Fig. 3 Schematic of types of water within calcium
silicate hydrate

Now we will consider the various ways in which the water is contained in the paste and how its loss can lead to shrinkage. The possible sites of the water are illustrated in the diagram of the gel structure shown in Fig. 3, and given in the following list:

  1. Water vapour. The larger voids may be only partially filled with water, and the remaining space will contain water vapour at a pressure in equilibrium with the relative humidity and temperature of the surrounding environment.
  2. Capillary water. This is located in the capillary and larger gel pores (wider than about 5 nm). Water in the voids larger than about 50 nm can be considered as free water, as it is beyond the reach of any surface forces, and its removal does not result in any overall shrinkage; however, the water in pores smaller than about 50 nm is subject to capillary tension forces, and its removal at normal temperatures and humidities may result in some shrinkage.
  3. Adsorbed water. This is the water that is close to the solid surfaces, and under the influence of surface attractive forces. Up to five molecular layers of water can be held, giving a maximum total thickness of about 1.3 nm. A large proportion of this water can be lost on drying to 30% relative humidity, and this loss is the main contributing factor to drying shrinkage.
  4. Interlayer water. This is the water in gel pores narrower than about 2.6 nm; it follows from (3) that such water will be under the influence of attractive forces from two surfaces, and will therefore be more strongly held. It can be removed only by strong drying, for example, at elevated temperatures and/or relative humidities less than 10%, but its loss results in considerable shrinkage, the van der Waals forces being able to pull the solid surfaces closer together.
  5. Chemically combined water. This is the water that has combined with the fresh cement in the hydration reactions. This is not lost on drying, but is only evolved when the paste is decomposed by heating to high temperatures (in excess of 1000°C).

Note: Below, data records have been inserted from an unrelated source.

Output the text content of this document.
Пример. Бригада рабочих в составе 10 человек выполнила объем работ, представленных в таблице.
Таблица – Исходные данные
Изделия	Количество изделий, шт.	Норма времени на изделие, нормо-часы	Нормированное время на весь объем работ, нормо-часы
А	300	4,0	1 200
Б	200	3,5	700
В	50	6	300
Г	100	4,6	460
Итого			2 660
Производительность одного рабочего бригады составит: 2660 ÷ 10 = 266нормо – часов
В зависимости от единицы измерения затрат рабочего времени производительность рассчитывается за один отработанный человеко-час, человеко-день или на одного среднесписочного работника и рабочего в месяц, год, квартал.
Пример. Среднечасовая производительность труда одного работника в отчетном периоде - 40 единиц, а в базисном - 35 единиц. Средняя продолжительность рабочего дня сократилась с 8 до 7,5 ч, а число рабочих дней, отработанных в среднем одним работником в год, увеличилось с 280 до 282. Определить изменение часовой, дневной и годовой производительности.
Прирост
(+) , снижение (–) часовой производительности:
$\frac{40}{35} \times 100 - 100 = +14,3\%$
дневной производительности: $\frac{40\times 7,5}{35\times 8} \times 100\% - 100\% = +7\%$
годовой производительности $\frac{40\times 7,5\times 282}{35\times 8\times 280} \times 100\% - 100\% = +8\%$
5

The above divisions should not be thought of as having distinct boundaries, but the removal of the water does become progressively more difficult as one proceeds down the list. An arbitrary but often useful division is sometimes made between evaporable and non-evaporable water.

There are a number of way of defining this, the simplest being that evaporable water is that lost on drying at 105°C. This encompasses all the water in (1) to (3) above, and some of (4).

The non-evaporable water includes the rest of (4) and all of (5); its amount expressed as a proportion of the total water content increases as hydration proceeds, and this can be used to assess the progress of the hydration reactions.